No to już kolejny raz analizuję to, dlaczego przegrałem. Moim zdaniem wciąż przegrywam dlatego, że konkuruję z kandydatami, którzy mają lepsze hasła wyborcze i lepiej je prezentują. Poprzednio przegrałem z Paniami, które chciały zrobić
COŚ [1]. Tym razem przegrałem z wielce szanownymi kandydatami, którzy chcą:
- walczyć o wolność gospodarczą z uwzględnieniem praw pracowniczych,
- pobudzić do działania potencjał kobiet,
- odnaleźć największe problemy obecnego sytemu politycznego,
- znaleźć najbardziej efektywne rozwiązanie problemów i wprowadzić je skutecznie w życie,
- tworzyć politykę ponad podziałami,
- dać obywatelom możliwość decydowania samych o sobie,
- zwalczać dyskryminację rasową w krajach Unii Europejskiej,
- walczyć o równość obywateli UE wobec prawa,
- dbać by Polska mogła dalej się rozwijać prężnie na arenie europejskiej,
- wprowadzić nową, młodą i aktywną myśl do polityki,
- bronić interesów Polski w UE,
- obniżać opłaty stosowane przez globalne korporacje,
- mieć realny wpływ na rozwój demokracji lokalnych,
- reprezentować ludzi z pozytywnym spojrzeniem, którzy chcą korzystać z pełni życia,
- walczyć o prawa normalnych obywateli, o normalne i godne życie,
- wyrównywać szanse różnych środowisk społecznych,
- walczyć o realne podatki i zmianę przywilejów władzy.
Ale te nasze prawybory to tylko
zabawa [3] - prawdziwa polityka toczy się poza Internetem.

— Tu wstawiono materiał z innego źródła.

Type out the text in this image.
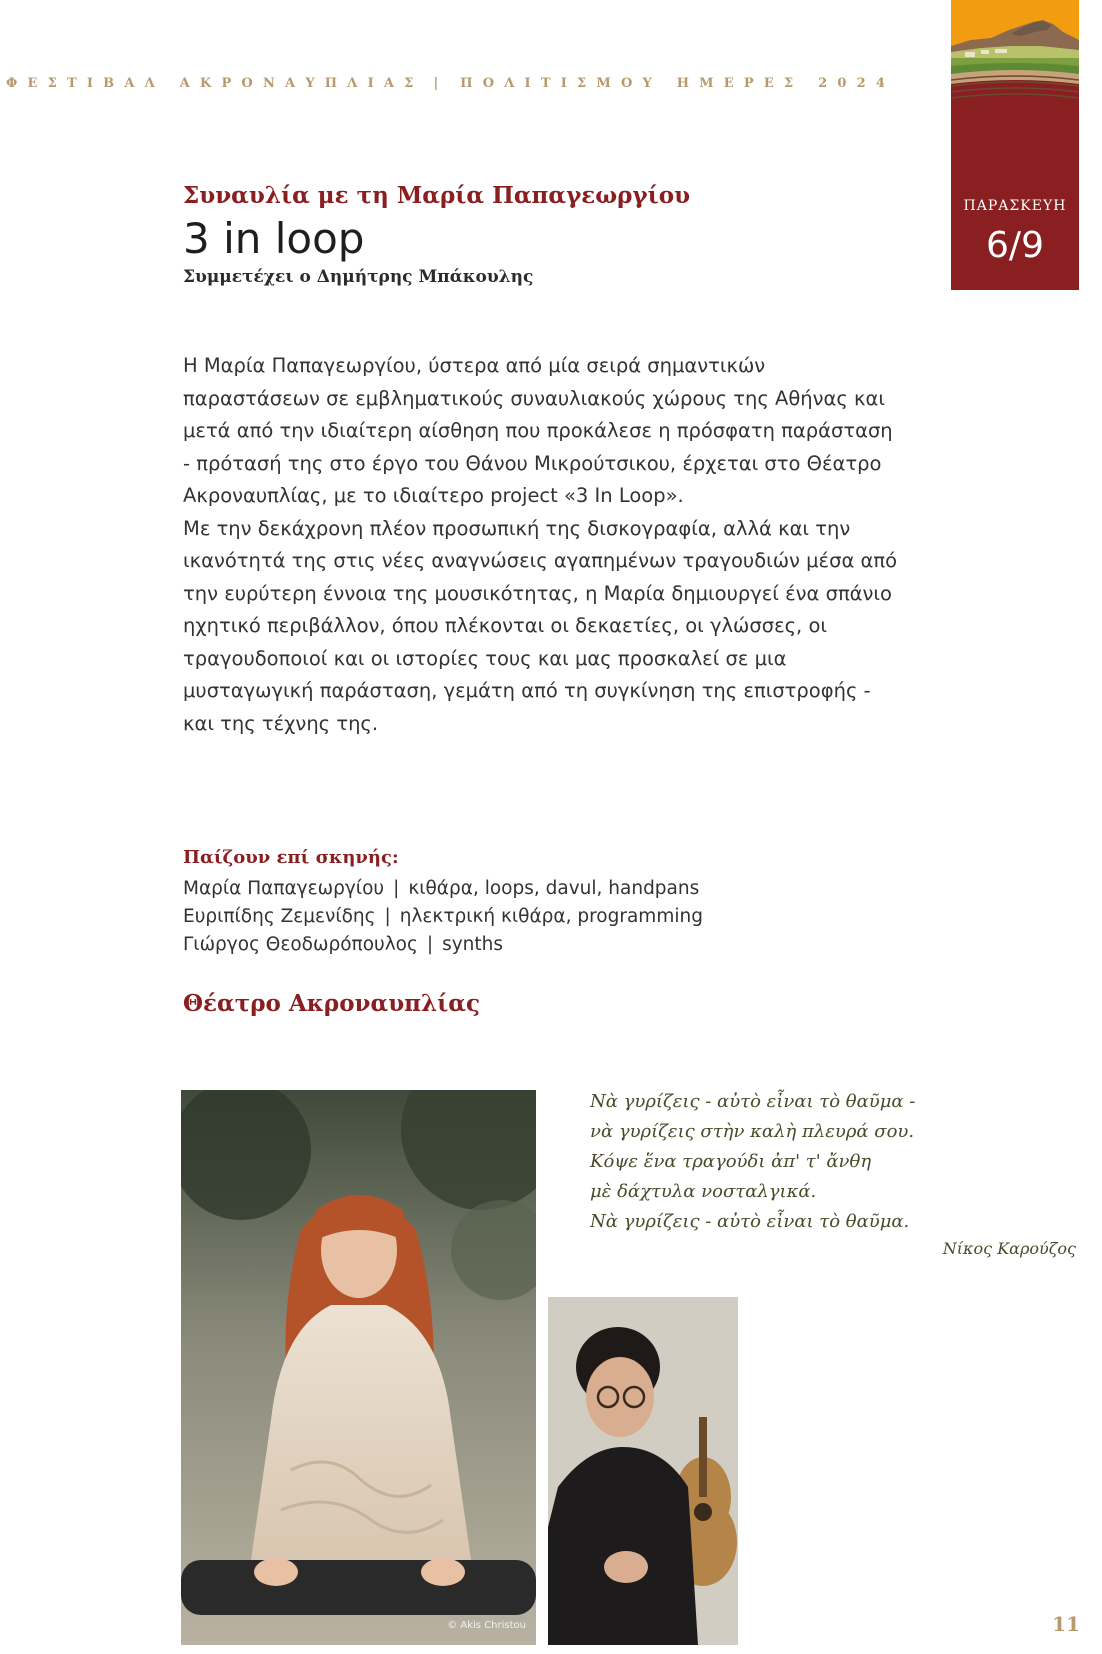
ΦΕΣΤΙΒΑΛ ΑΚΡΟΝΑΥΠΛΙΑΣ | ΠΟΛΙΤΙΣΜΟΥ ΗΜΕΡΕΣ 2024
ΠΑΡΑΣΚΕΥΗ
6/9
Συναυλία με τη Μαρία Παπαγεωργίου
3 in loop
Συμμετέχει ο Δημήτρης Μπάκουλης

Η Μαρία Παπαγεωργίου, ύστερα από μία σειρά σημαντικών παραστάσεων σε εμβληματικούς συναυλιακούς χώρους της Αθήνας και μετά από την ιδιαίτερη αίσθηση που προκάλεσε η πρόσφατη παράσταση - πρότασή της στο έργο του Θάνου Μικρούτσικου, έρχεται στο Θέατρο Ακροναυπλίας, με το ιδιαίτερο project «3 In Loop».

Με την δεκάχρονη πλέον προσωπική της δισκογραφία, αλλά και την ικανότητά της στις νέες αναγνώσεις αγαπημένων τραγουδιών μέσα από την ευρύτερη έννοια της μουσικότητας, η Μαρία δημιουργεί ένα σπάνιο ηχητικό περιβάλλον, όπου πλέκονται οι δεκαετίες, οι γλώσσες, οι τραγουδοποιοί και οι ιστορίες τους και μας προσκαλεί σε μια μυσταγωγική παράσταση, γεμάτη από τη συγκίνηση της επιστροφής - και της τέχνης της.

Παίζουν επί σκηνής:
Μαρία Παπαγεωργίου | κιθάρα, loops, davul, handpans
Ευριπίδης Ζεμενίδης | ηλεκτρική κιθάρα, programming
Γιώργος Θεοδωρόπουλος | synths
Θέατρο Ακροναυπλίας
© Akis Christou
Νὰ γυρίζεις - αὐτὸ εἶναι τὸ θαῦμα -
νὰ γυρίζεις στὴν καλὴ πλευρά σου.
Κόψε ἕνα τραγούδι ἀπ' τ' ἄνθη
μὲ δάχτυλα νοσταλγικά.
Νὰ γυρίζεις - αὐτὸ εἶναι τὸ θαῦμα.
Νίκος Καρούζος
11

Te nasze drobne przynęty, mizerne socjotechniki, głupie hasła i prymitywne narracje to mały pikuś w porównaniu z
Wielką Polityką. Większość Polaków łapie się nie na nasze głupie przynęty, ale na wielokroć głupsze slogany polityków głównego nurtu.
Nigdy nie wygram demokratycznie z tymi, którzy są wielokroć lepsi ode mnie w wymyślaniu chwytliwych haseł. Ale próbować będę.